Pheidippides wrote:The big elephant in the room on this is this, or a future government.
The 25 % TFLS is tax-free. The government have generously chosen NOT to charge you tax on a quarter of your pension pot. I am very cynical that this “generosity” is not reduced and then removed over time.
Regards
Pheid
hiriskpaul wrote:Is a full tax free 25% available from a SIPP if a DB pension is already being paid and the SIPP crystallisation subsequently pushes one over 100% LTA?
For example, if the DB pension used up 90% of the LTA and the SIPP is 60% of the LTA, is a tax free 25% of the entire SIPP available as a tax free PCLS? I have a feeling the answer is no and only 25% of the 10% unused LTA allowance can be taken as a tax free PCLS.
I don't have a DB pension, so this issue did not arise for me, but you might want to check this out and feed into your sequencing decision.
I have not done the calculations, but my gut instinct would be to start the DB pension at 55, with actuarial reduction and then fully crystallise the SIPP when you get close to 100% LTA.
Kantwebefriends wrote:Since if the SIPP isn't crystallised it will continue to grow during those 5 years ..
That seems to me to be a bold assumption. I think I'd wait for a market crash that takes the DC down well below the LTA and crystallise it then.
ursaminortaur wrote:Since if the SIPP isn't crystallised it will continue to grow during those 5 years and all that growth will make the LTA excess larger. (I'm assuming here that he achieves a reasonable growth and there isn't a worldwide financial crash, or that brexit or some other catastrophe doesn't destroy the value of the OP's SIPP which would obviously solve the OP's LTA problems but would be a bit of a pyrrhic victory).

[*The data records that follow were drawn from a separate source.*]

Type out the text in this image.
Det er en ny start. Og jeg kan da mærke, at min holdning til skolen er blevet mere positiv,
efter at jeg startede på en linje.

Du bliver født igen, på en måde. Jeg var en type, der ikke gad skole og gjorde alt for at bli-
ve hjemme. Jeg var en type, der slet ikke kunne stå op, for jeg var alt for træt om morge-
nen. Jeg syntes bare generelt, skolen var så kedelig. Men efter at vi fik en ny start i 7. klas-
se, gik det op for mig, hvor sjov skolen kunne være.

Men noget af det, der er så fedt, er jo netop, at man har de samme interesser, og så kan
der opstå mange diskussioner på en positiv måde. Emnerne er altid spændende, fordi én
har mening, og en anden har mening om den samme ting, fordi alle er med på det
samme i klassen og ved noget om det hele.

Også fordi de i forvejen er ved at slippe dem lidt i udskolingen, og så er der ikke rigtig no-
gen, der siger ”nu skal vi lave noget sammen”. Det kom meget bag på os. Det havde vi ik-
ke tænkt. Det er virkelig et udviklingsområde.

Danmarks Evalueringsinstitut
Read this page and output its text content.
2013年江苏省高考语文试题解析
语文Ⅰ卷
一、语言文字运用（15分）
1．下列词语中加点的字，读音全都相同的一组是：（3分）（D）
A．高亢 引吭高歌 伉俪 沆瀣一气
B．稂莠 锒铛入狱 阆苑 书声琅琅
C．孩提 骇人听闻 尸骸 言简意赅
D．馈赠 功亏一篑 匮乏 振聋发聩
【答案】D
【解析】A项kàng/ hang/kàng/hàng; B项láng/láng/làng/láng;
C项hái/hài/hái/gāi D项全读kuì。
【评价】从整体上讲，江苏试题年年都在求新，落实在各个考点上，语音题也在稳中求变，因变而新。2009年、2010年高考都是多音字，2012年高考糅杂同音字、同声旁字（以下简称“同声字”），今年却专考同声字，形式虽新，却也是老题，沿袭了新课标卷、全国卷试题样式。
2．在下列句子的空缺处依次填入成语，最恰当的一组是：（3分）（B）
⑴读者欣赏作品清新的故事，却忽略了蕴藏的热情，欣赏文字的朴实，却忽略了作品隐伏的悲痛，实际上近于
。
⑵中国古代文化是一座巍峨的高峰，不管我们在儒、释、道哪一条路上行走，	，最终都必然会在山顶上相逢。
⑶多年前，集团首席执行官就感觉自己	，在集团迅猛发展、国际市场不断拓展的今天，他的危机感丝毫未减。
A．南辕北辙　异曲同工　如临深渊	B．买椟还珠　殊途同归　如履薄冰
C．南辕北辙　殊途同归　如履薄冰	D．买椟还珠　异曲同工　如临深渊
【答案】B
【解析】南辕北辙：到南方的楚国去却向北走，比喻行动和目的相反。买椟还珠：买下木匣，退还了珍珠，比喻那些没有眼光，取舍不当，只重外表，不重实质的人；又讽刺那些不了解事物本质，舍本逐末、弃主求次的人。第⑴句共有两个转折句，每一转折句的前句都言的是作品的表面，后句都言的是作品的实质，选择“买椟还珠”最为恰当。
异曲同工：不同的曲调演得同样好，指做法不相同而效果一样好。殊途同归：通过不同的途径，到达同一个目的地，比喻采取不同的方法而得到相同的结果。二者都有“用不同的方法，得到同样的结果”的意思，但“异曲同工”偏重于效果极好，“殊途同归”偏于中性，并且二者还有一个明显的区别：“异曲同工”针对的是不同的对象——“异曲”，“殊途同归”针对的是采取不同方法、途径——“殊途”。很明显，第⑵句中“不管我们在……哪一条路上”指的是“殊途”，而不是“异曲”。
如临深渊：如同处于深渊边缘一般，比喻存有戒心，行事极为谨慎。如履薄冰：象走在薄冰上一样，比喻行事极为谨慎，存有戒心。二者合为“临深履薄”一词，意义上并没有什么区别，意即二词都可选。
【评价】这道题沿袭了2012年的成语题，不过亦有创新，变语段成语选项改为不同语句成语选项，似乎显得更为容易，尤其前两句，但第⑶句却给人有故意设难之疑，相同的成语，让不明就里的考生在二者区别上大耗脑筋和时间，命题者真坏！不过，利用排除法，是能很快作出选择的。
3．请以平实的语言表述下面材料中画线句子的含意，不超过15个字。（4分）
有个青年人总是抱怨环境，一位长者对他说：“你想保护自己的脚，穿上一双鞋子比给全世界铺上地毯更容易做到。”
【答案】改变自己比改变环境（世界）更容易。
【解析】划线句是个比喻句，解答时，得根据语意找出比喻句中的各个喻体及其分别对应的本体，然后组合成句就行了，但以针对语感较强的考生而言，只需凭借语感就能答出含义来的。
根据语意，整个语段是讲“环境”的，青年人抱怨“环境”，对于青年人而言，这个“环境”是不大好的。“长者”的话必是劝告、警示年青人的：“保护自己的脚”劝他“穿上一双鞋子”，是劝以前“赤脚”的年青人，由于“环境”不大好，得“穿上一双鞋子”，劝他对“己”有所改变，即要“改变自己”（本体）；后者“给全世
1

Gostevie wrote:Pheidippides wrote:The big elephant in the room on this is this, or a future government.
The 25 % TFLS is tax-free. The government have generously chosen NOT to charge you tax on a quarter of your pension pot. I am very cynical that this “generosity” is not reduced and then removed over time.
Regards
Pheid
Indeed:
https://www.ftadviser.com/pensions/2019 ... -proposal/
This is why I took my lump sum as soon as I could when I reached 55 last year.
Gostevie
Shelford wrote:Many thanks for your thoughtful replies. Judging by the number of these and quantity of readers, this is a live topic. The number of folk getting caught out by the lowering of the LTA is getting much bigger. I suspect few readers of this board are wealthy in the Coutts Bank sense of the word. Many though I suspect are fed up by the unnecessary complexity of a system that by default appears to catch people unawares. It is hardly an incentive to save for old age.
One practical question if I may: if I take a TFLS from my SIPP at 55, but defer taking a pension from a DB pension till 60, does the BCE at 55 include the value of my DB pension for tax calculation purposes? My assumption is not on he basis I’m not exercising the DB pension, but I’d like to confirm this before doing my budgets!